Formasi andalan dari soto ini adalah bihun, taoge, irisan seledri, kol, serta suwiran ayam kampung dilengkapi dengan taburan bawang goreng. Sejenak akan membuat siapapun tertegun menatapnya, dan saya yakin dalam seporsi soto ayam itu ada potongan rindu yang tak terlihat tapi bisa dirasakan.
Selama bertahun-tahun mencicipi aneka ragam soto, khususnya soto di area Jogja, Semarang, Boyolali, Klaten, dan Solo, saya berkesimpulan bahwa warung soto yang ramai dan enak pasti memiliki pendamping berupa tempe goreng atau mendoan yang nikmat pula.
Tak terkecuali di soto ayam Pak Dalbe ini, ada lauk pendamping berupa mendoan dan sate irisan daging dan kulit ayam yang memang sangat pas untuk berkolaborasi dengan seporsi soto ayam.

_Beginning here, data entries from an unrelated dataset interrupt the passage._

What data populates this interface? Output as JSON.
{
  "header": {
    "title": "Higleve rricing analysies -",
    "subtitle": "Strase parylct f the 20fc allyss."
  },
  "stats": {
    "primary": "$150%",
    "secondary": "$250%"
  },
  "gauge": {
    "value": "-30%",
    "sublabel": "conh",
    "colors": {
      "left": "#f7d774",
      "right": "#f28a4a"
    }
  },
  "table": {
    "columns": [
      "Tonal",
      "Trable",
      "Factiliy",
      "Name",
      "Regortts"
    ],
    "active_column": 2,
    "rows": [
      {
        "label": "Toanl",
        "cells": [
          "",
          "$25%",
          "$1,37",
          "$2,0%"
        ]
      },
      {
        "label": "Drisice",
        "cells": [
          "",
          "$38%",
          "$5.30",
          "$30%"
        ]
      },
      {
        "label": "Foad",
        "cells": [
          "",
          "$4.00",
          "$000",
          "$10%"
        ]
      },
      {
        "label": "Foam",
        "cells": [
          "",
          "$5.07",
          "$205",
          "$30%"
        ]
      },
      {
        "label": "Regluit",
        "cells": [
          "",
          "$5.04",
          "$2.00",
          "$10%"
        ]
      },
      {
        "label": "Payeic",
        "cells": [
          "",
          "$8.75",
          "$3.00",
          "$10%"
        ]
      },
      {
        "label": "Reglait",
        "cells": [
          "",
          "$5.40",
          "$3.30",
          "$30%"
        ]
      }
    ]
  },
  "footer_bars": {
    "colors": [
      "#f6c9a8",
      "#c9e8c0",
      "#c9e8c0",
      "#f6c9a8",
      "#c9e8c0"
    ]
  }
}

Minumnya? Rekomendasi saya tentu teh panas manis yang terasa sepet dan wangi khas sajian teh warungan yang sulit diduplikasi di rumah sendiri.
Usai menyantap nasi soto dan teman-temannya, seolah ada rasa enggan beranjak dari tempat duduk. Rasa-rasanya tak rela momen tersebut telah berlalu, meski perut kenyang, lidah ini seolah masih ingin mencecap kuah soto yang segar dan gurih itu.
Tapi, kini saatnya bangkit dan membayar.
Uniknya, di warung itu ada dua tujuan pembayaran. Untuk lauk mendoan dan minuman, pengunjung mesti membayar di lapak yang berada di dalam bagian ujung warung. Bayarlah ke mbak-mbak yang menggawangi mendoan dan minuman.
Sedangkan untuk pembayaran soto dan lauk sate, bisa ke mas-mas yang melayani di area gerobak soto. Hebatnya, semua pembayaran diharapkan nontunai menggunakan QRIS.
"Mas, saya nggak ada kembalian, bayar aja pakai kiris," ujar mbak di sektor mendoan dan minuman.